Nos dias 20 e 21 de fevereiro, mulheres assentadas e extrativistas do Cerrado se reuniram na sede do Ceppec (Centro de Produção Pesquisa e Capacitação do Cerrado), em Nioaque (MS), para a primeira oficina do projeto “Despertando o Viver no Cerrado: Mulheres Articulando em Rede”. O encontro, promovido pela Ecoa e pela Rede de Mulheres Produtoras do Cerrado e Pantanal – Cerrapan, não foi apenas um espaço de aprendizado técnico sobre negócios comunitários e bioeconomia. Foi, acima de tudo, um momento de escuta, troca e fortalecimento.

Os desafios da terra e da vida

Entre dinâmicas e rodas de conversa, histórias de vida, trabalho e conexões com a natureza foram compartilhadas, dando espaço e visibilidade a temas vividos no dia a dia, mas muitas vezes pouco discutidos, como os desafios para geração de renda, como estão sentindo os impactos das mudanças climáticas, o avanço do agronegócio sobre seus territórios e as dificuldades burocráticas de acesso a políticas públicas.
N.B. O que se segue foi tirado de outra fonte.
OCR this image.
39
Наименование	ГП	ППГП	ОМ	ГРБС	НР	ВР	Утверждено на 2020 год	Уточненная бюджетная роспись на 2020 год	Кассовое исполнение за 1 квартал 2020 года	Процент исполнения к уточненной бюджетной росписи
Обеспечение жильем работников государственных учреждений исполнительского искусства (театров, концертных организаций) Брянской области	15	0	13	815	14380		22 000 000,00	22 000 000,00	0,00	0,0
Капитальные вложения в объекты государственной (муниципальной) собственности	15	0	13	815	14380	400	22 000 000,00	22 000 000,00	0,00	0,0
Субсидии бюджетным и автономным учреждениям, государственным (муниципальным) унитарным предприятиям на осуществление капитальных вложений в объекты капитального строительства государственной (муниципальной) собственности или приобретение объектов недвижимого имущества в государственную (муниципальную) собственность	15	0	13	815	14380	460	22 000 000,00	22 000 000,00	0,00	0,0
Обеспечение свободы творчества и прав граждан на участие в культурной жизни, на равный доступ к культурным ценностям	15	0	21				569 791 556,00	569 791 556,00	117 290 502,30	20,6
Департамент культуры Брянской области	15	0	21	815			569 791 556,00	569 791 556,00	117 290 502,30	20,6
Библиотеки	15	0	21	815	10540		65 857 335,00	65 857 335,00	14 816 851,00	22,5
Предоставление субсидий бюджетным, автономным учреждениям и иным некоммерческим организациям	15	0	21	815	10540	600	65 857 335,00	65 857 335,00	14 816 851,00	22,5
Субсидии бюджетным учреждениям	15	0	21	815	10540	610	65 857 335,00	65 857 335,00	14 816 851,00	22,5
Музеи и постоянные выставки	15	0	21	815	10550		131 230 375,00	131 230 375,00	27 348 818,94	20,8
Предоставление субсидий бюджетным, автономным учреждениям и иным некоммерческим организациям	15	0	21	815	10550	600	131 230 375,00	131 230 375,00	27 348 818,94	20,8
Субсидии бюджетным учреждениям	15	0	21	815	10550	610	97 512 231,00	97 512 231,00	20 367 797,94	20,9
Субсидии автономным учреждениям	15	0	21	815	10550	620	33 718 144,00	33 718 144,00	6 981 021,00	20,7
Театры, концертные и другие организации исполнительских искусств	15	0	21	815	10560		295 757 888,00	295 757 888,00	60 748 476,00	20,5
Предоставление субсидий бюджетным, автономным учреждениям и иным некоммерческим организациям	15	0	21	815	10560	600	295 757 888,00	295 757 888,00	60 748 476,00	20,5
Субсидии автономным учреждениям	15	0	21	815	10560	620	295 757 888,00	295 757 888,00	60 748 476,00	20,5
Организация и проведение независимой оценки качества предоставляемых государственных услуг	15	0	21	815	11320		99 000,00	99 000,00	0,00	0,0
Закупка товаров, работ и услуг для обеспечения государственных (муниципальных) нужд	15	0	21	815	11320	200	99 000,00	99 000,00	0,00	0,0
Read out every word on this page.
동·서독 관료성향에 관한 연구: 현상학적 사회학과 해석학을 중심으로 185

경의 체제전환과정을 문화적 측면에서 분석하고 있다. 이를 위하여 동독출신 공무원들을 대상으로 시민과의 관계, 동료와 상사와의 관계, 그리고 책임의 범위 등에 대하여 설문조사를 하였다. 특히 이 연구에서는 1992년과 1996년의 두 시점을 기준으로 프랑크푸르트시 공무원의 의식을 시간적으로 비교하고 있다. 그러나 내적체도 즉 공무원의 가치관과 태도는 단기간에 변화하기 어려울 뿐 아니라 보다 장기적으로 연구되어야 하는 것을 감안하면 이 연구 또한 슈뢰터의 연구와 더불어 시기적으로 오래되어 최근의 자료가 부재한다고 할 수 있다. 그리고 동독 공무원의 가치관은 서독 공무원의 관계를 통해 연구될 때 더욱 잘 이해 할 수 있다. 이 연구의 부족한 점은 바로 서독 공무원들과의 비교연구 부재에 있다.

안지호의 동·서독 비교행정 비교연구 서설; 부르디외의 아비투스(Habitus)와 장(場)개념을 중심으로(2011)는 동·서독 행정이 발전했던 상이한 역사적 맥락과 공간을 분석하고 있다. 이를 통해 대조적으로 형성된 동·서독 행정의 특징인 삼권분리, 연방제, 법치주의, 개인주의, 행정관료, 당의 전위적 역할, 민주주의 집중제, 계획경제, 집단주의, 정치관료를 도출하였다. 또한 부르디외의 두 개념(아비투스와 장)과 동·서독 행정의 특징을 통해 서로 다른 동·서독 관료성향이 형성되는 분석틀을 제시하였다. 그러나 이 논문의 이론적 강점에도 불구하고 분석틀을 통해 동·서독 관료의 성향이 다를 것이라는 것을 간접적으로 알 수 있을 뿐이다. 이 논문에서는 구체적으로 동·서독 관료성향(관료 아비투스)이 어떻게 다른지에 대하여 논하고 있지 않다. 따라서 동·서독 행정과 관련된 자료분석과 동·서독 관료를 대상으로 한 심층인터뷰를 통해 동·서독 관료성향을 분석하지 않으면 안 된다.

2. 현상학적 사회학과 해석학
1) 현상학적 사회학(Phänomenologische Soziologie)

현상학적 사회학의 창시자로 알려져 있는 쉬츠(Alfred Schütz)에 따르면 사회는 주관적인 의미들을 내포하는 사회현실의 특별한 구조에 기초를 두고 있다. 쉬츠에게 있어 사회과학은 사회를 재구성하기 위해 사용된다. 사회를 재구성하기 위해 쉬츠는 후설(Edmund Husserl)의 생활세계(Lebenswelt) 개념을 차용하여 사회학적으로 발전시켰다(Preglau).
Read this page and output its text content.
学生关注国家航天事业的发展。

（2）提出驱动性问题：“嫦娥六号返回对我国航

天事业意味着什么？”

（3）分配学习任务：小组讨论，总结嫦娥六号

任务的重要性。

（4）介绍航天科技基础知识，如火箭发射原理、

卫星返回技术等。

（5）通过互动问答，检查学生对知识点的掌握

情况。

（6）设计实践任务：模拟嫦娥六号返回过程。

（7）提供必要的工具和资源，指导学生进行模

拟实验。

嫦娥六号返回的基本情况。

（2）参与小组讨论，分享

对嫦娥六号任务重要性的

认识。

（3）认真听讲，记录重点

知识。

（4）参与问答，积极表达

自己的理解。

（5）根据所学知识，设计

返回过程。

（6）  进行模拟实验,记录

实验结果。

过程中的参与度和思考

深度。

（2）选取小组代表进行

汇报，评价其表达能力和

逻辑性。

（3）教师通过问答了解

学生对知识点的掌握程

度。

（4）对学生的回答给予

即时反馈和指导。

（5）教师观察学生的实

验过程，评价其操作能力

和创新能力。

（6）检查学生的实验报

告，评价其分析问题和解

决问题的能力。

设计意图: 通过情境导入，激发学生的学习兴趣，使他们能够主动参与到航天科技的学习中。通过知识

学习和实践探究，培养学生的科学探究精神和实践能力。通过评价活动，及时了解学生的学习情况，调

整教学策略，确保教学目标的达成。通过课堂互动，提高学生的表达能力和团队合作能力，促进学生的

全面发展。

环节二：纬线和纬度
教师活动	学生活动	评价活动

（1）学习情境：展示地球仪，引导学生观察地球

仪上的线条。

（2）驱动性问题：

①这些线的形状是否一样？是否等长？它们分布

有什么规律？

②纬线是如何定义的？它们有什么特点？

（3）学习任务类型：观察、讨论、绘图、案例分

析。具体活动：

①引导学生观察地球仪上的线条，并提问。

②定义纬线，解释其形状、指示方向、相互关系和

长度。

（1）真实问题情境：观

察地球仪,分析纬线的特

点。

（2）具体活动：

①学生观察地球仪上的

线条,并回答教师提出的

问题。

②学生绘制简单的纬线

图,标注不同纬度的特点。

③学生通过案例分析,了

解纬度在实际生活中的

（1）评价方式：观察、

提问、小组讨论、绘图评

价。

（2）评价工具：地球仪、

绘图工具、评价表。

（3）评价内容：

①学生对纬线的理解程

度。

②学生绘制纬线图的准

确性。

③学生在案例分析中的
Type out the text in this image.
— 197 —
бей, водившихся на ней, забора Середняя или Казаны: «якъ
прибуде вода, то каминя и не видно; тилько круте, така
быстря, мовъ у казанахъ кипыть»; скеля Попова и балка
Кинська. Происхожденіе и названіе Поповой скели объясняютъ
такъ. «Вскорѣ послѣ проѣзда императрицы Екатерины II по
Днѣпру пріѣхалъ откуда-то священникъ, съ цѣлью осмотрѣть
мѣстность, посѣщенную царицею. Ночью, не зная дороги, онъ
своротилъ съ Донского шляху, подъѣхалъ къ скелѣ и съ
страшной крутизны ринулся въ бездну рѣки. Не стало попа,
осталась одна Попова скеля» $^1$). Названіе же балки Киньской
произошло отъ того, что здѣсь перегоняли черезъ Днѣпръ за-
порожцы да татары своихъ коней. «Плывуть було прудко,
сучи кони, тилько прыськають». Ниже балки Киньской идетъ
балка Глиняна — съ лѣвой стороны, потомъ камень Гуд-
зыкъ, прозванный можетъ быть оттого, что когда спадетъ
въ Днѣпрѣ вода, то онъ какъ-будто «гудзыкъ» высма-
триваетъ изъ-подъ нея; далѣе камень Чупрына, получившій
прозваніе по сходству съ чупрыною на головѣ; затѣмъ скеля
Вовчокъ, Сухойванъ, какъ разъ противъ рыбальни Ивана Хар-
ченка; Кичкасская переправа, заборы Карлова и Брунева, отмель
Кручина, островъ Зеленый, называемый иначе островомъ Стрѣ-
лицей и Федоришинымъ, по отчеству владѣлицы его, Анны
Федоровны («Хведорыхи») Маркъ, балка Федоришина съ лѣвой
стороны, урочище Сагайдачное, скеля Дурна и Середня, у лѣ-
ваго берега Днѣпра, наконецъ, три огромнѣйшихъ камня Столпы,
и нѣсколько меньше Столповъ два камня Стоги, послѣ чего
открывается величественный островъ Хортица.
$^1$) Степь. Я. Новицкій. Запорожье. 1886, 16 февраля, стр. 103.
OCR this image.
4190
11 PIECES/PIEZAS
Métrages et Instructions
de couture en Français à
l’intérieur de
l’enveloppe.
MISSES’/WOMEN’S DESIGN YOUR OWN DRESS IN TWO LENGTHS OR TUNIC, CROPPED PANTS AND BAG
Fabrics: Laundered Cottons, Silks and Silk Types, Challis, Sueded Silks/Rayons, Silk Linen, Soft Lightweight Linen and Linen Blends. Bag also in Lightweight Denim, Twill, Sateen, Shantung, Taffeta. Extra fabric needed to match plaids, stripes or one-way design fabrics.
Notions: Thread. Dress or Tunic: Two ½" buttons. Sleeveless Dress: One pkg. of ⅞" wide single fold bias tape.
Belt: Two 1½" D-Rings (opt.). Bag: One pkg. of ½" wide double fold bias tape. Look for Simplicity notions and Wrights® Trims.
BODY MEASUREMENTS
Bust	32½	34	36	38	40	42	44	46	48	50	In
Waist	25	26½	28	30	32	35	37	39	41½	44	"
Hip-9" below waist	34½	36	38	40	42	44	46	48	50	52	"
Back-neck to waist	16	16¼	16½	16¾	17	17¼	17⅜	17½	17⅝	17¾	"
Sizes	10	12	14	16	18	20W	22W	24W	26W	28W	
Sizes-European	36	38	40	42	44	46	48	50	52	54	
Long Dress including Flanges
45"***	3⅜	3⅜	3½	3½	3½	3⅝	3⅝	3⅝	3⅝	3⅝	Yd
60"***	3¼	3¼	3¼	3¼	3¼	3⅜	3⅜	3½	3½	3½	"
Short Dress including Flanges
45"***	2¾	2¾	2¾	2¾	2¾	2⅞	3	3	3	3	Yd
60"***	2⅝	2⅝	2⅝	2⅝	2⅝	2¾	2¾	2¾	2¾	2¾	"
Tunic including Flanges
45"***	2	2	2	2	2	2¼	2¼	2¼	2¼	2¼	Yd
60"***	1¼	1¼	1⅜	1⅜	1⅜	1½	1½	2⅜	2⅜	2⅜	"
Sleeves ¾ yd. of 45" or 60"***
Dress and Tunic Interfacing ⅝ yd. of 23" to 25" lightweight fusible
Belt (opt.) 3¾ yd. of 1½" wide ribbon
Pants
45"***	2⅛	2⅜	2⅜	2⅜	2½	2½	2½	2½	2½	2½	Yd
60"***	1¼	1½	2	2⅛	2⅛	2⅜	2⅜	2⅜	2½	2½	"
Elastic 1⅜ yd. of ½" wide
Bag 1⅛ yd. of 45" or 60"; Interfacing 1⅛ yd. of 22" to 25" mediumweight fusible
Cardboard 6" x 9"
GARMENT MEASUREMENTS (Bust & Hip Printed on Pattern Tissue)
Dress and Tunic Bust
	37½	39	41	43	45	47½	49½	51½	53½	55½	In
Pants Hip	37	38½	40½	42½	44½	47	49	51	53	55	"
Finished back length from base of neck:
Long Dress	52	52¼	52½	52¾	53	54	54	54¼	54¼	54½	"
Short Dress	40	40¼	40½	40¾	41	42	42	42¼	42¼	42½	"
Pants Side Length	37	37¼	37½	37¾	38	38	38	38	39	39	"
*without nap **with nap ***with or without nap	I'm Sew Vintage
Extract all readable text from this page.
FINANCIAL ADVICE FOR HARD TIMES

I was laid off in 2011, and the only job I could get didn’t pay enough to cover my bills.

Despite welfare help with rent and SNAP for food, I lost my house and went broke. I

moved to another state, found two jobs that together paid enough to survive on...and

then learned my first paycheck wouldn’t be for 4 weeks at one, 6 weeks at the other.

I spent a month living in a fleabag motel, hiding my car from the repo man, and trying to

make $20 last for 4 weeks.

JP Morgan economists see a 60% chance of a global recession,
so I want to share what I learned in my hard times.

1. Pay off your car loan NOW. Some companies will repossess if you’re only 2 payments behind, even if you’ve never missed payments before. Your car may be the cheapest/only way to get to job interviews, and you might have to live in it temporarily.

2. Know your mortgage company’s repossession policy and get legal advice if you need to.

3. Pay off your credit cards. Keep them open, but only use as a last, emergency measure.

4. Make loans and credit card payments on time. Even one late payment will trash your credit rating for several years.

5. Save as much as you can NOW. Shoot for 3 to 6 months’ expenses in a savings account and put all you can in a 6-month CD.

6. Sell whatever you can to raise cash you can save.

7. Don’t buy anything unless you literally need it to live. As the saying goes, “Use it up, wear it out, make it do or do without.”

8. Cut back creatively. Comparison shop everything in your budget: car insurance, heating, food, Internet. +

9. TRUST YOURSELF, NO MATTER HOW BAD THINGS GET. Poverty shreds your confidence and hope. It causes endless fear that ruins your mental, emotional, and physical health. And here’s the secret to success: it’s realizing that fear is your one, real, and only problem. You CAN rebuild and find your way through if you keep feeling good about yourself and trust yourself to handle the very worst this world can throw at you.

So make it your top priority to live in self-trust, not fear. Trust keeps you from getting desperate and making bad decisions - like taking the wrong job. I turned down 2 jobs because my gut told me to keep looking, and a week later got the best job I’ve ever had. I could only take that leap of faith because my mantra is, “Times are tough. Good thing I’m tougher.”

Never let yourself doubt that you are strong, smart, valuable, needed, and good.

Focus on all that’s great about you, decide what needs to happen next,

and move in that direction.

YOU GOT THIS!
Nilza Zwicker, pescadora e apicultora, fez um relato de como as cabeceiras dos rios Miranda e Aquidauana, que nascem no Cerrado e desaguam no Pantanal, área de transição onde ela vive, estão sendo degradados nos últimos anos devido ao agronegócio:

“Nas cabeceiras dos rios que a gente pesca e que a gente vive, há décadas a mata era preservada, porque os antigos donos só criavam umas cabeças de gado para ter um leite, uma carne. Com o passar dos anos, lá por 2019 para cá, na nossa região das nascentes do rio Miranda e do rio Aquidauana, o que tem acontecido é que a soja está tomando conta de tudo. Eles desmataram tudo para plantar a soja, só que não fizeram curva de nível. Aí quando chove todo aquele resíduo de agrotóxico que foi necessário passar nas plantas vai para o rio. Aquela terra não traz só os defensivos químicos das lavouras, ela também está soterrando nosso rio. Está muito complicado, as nascentes dos rios estão sendo destruídas.” – Nilza Bandeira Zwicker, pescadora e apicultora

O tema do adoecimento físico e mental também foi recorrente. “Quando uma mulher adoece, todo um ecossistema adoece com ela”, resumiu a facilitadora Denise Silva (BRUACA), sobre o peso que recai sobre os ombros das mulheres: cuidar da terra, da família e da própria sobrevivência, muitas vezes sem o reconhecimento devido.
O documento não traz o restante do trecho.